I think one smart investment teams make is taking a quarterback late in the NFL Draft. Contrary to the beliefs of some, the odds of finding a good player are not very good at that point. Quarterbacks are extremely important to the success of teams in the NFL. They are extremely difficult to evaluate, though. Once they get into the league, it is impossible to say how they will progress. Rookie quarterbacks are kind of like lottery tickets. The odds are not great, but the more you have, the better the chances of hitting.
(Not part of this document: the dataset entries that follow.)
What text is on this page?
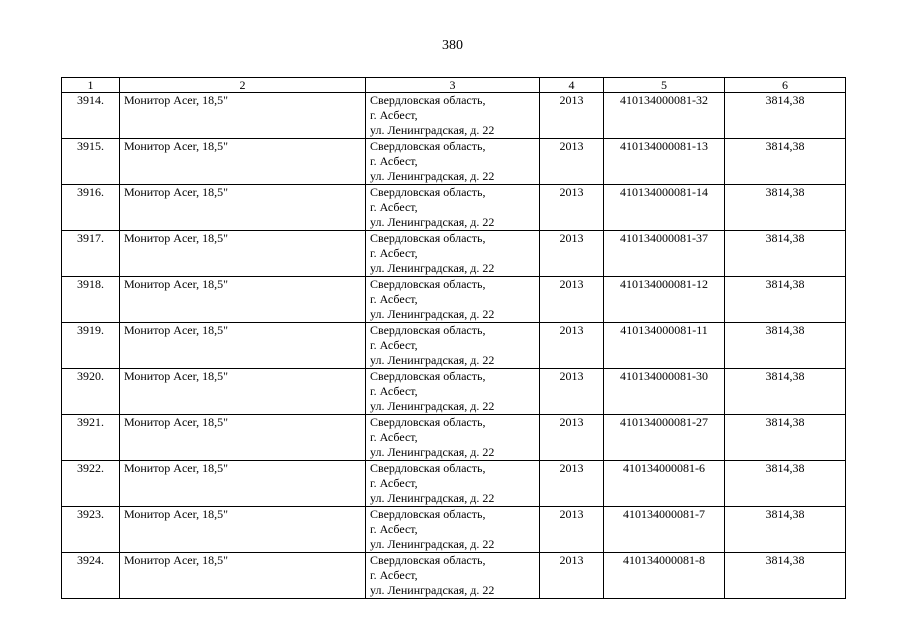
380
1	2	3	4	5	6
3914.	Монитор Acer, 18,5"	Свердловская область,
г. Асбест,
ул. Ленинградская, д. 22	2013	410134000081-32	3814,38
3915.	Монитор Acer, 18,5"	Свердловская область,
г. Асбест,
ул. Ленинградская, д. 22	2013	410134000081-13	3814,38
3916.	Монитор Acer, 18,5"	Свердловская область,
г. Асбест,
ул. Ленинградская, д. 22	2013	410134000081-14	3814,38
3917.	Монитор Acer, 18,5"	Свердловская область,
г. Асбест,
ул. Ленинградская, д. 22	2013	410134000081-37	3814,38
3918.	Монитор Acer, 18,5"	Свердловская область,
г. Асбест,
ул. Ленинградская, д. 22	2013	410134000081-12	3814,38
3919.	Монитор Acer, 18,5"	Свердловская область,
г. Асбест,
ул. Ленинградская, д. 22	2013	410134000081-11	3814,38
3920.	Монитор Acer, 18,5"	Свердловская область,
г. Асбест,
ул. Ленинградская, д. 22	2013	410134000081-30	3814,38
3921.	Монитор Acer, 18,5"	Свердловская область,
г. Асбест,
ул. Ленинградская, д. 22	2013	410134000081-27	3814,38
3922.	Монитор Acer, 18,5"	Свердловская область,
г. Асбест,
ул. Ленинградская, д. 22	2013	410134000081-6	3814,38
3923.	Монитор Acer, 18,5"	Свердловская область,
г. Асбест,
ул. Ленинградская, д. 22	2013	410134000081-7	3814,38
3924.	Монитор Acer, 18,5"	Свердловская область,
г. Асбест,
ул. Ленинградская, д. 22	2013	410134000081-8	3814,38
I think a team like the Jets would particularly benefit from adding a young quarterback to try and develop. This team already has its franchise guy. Any young quarterback could learn at his own pace and be groomed to become the backup. The Packers took Brian Brohm and Matt Flynn in the 2008 Draft for this purpose to sit behind Aaron Rodgers. Brohm, the more highly regarded of the two, did not work out. Flynn beat him out for the job. This year, Flynn was able to step in when Rodgers got hurt and throw for 251 yards and 3 touchdowns against the Patriots in Foxborough. He might have botched an end of game situation that cost his team a chance to win the game, but Flynn's play gave the Packers a much better chance of making Charlie Sheen proud and winning than almost anybody thought they had. Veteran backups are usually no better than a stopgap, capable of adequate play and not much else. No team would give these known commodities a chance to start. A good backup quarterback is a luxury in the NFL. Few teams have them. If Mark Sanchez goes down, think of how badly the team would be hurt. A good young backup would cushion the blow.
It can also be a smart investment. Think back to the Patriots with Matt Cassel. New England invested a sixth round pick in him back in 2005. Since they had a starter when he hit free agency, they flipped him as part of a package for a second round pick a few years later. They essentially moved up four rounds in the Draft. He also played reasonably well in helping the Pats to 11 wins without Tom Brady in 2008.
In the coming days and weeks, I hope to discuss some trends on successful late round picks to maybe shed some light on possibilities.